哲学日記

人間も昆虫も実は同じだという洞察は良い。問題はその先だろ。

 


Bande-annonce: La Femme Insecte - にっぽん昆虫記 (1963) de Shohei Imamura

  主役も脇も役者の演技はいずれも見事だし、名匠今村昌平監督は作品を完璧に仕上げている。

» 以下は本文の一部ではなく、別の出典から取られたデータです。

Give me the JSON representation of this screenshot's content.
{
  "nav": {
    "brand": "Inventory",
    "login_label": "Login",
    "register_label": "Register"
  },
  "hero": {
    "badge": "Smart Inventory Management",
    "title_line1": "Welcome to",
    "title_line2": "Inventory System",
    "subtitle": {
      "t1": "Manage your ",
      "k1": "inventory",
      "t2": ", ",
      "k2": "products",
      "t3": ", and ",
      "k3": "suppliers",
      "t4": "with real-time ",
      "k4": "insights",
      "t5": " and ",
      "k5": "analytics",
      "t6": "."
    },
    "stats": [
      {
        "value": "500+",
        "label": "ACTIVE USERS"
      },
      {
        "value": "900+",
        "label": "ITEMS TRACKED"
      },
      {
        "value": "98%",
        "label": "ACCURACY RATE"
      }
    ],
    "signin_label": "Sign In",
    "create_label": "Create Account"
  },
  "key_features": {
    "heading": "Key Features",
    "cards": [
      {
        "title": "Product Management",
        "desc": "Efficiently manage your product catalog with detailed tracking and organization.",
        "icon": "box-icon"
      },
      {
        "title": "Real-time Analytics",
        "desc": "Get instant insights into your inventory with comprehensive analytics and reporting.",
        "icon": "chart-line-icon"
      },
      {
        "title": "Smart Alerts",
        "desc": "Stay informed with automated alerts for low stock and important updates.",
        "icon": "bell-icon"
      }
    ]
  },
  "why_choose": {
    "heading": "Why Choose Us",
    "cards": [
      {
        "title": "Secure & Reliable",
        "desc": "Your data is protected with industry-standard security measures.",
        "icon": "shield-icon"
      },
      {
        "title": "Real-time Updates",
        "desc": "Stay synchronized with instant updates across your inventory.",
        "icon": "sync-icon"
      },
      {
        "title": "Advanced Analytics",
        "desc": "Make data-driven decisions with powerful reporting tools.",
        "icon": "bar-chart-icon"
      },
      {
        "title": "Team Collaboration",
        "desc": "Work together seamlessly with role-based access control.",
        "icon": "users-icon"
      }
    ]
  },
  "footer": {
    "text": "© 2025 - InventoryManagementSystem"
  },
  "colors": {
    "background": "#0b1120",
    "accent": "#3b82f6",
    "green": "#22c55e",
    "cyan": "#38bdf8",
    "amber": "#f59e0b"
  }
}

主演の大女優左幸子は同作品と『彼女と彼』で日本人で初めてベルリン国際映画祭女優賞を獲得した。(←ウィキペディア
リアリズム映画の傑作であることは間違いない。






 しかし、この作品にはなんの哲学もないし主張もない。
強いて言えば
ひたすら生きんとする盲目の意志
の表象がスクリーンに終始映されるだけの映画だ。




 人は虫並みの生活も虫以下の生き方もできる。大多数の人々はそのような生き方をみずからの意志で選んでおり、その苦しみを錯覚して終始夢中で楽しんでいるのだから、そこから脱却などできっこない。
 
一方、人はついに虫になりきれない。
なぜなら人間は(シカトしてるにしてもやはり)自分が死ぬと気づく存在だからだ。
 
しだいに顕現してくるこのジレンマは、自業自得とはいえ、到底言葉で表現できないほど酷い苦しみになり、もはや錯覚して楽しむことは全く不可能になる。
 
 
だから、よそごとの対象描写だけで済まないのは知れている。各々焦眉の問題なのだ。
 
 
 
 凋落世界のリアルな映像だけをいやという程見せて、あとは観客に「で、どうする?」と訊いてくる丸投げ映画か…

それはちょっと狡いわ。
だって、言い出しっぺはそっちだから。
まずあんたが、なにかひとつでも答えろよ。